ESV for by professing it some have swerved from the faith. Grace be with you.
NIV which some have professed and in so doing have departed from the faith. Grace be with you all.
NASB which some have professed and thereby have gone astray from the faith. Grace be with you.
CSB By professing it, some people have departed from the faith.Grace be with you all.
NLT Some people have wandered from the faith by following such foolishness. May God’s grace be with you all.
KJV Which some professing have erred concerning the faith. Grace be with thee. Amen.

What does 1 Timothy 6:21 mean?

This final verse consists of two parts. First, Paul finishes his thought begun in the last sentence, a reference to false teachings such as Gnosticism.

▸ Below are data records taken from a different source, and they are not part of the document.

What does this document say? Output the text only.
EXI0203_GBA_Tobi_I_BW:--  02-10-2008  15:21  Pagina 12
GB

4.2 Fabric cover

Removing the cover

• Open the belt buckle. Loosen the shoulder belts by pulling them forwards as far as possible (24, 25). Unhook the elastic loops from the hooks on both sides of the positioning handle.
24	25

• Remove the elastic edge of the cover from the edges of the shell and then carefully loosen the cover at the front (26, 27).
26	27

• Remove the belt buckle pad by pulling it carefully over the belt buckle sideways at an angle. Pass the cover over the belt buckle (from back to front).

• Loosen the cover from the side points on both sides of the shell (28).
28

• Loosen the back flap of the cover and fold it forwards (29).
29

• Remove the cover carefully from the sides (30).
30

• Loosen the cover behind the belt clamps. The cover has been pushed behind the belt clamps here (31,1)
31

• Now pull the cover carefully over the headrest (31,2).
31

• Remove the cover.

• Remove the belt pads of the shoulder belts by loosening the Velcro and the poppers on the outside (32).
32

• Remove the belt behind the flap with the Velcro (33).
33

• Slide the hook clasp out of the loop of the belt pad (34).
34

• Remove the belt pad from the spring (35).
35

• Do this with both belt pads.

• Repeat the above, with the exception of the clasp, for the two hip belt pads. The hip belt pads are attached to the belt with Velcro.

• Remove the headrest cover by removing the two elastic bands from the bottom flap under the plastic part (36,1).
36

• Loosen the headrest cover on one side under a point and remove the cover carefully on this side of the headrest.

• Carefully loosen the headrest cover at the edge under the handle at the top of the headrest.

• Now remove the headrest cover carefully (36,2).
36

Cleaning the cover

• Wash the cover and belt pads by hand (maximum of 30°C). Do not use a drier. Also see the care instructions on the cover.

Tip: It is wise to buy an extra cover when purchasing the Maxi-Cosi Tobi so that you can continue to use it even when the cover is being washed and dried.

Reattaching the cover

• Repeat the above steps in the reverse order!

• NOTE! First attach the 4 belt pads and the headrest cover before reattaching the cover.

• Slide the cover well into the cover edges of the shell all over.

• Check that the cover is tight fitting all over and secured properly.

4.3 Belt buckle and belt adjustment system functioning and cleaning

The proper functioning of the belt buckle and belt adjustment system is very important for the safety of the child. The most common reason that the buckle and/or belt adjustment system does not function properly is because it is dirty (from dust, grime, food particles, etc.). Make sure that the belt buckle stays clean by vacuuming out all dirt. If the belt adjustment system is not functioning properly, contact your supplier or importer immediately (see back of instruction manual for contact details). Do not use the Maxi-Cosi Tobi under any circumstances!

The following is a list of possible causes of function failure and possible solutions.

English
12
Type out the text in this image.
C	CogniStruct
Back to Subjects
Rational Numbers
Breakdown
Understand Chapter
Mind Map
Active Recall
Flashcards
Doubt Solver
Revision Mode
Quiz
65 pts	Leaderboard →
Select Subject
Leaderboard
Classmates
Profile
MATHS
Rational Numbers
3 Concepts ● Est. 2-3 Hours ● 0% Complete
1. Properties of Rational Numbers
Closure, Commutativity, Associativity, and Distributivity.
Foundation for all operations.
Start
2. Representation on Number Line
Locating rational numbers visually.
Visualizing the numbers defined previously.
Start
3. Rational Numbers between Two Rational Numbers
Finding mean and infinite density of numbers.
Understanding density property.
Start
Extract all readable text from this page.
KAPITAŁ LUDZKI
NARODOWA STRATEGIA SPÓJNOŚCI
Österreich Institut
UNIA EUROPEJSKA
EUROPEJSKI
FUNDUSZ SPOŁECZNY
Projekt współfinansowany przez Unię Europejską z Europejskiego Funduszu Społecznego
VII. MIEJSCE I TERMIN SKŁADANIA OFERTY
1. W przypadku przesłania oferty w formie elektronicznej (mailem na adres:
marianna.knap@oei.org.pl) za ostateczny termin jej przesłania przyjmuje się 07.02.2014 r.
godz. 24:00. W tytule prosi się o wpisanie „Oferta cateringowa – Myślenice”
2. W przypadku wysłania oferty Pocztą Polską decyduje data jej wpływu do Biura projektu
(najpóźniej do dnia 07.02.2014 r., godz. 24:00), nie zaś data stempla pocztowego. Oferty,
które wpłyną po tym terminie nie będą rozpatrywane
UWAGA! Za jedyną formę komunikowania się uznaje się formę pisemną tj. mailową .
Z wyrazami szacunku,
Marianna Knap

The word translated "swerve" is the Greek term ēstochēsan, communicating the idea of turning or deviating. Paul used this same basic term in 2 Timothy 2:17–18 regarding "Hymenaeus and Philetus, who have swerved from the truth, saying that the resurrection has already happened. They are upsetting the faith of some." Those who held to false teachings, as mentioned in the previous verse, have turned away from the true faith or gospel Paul had taught. Timothy is to avoid their tragic end.

Paul then ends this letter with his familiar words, "Grace be with you." These were also the concluding words of Colossians (Colossians 4:18), 2 Timothy (2 Timothy 4:22), and Titus (Titus 3:15). Paul didn't end his message with a statement on false teachers. Instead, he chose to wrap up his letter to his young protégé Timothy with a final emphasis on God's grace, an appropriate and encouraging thought both for Timothy and readers today.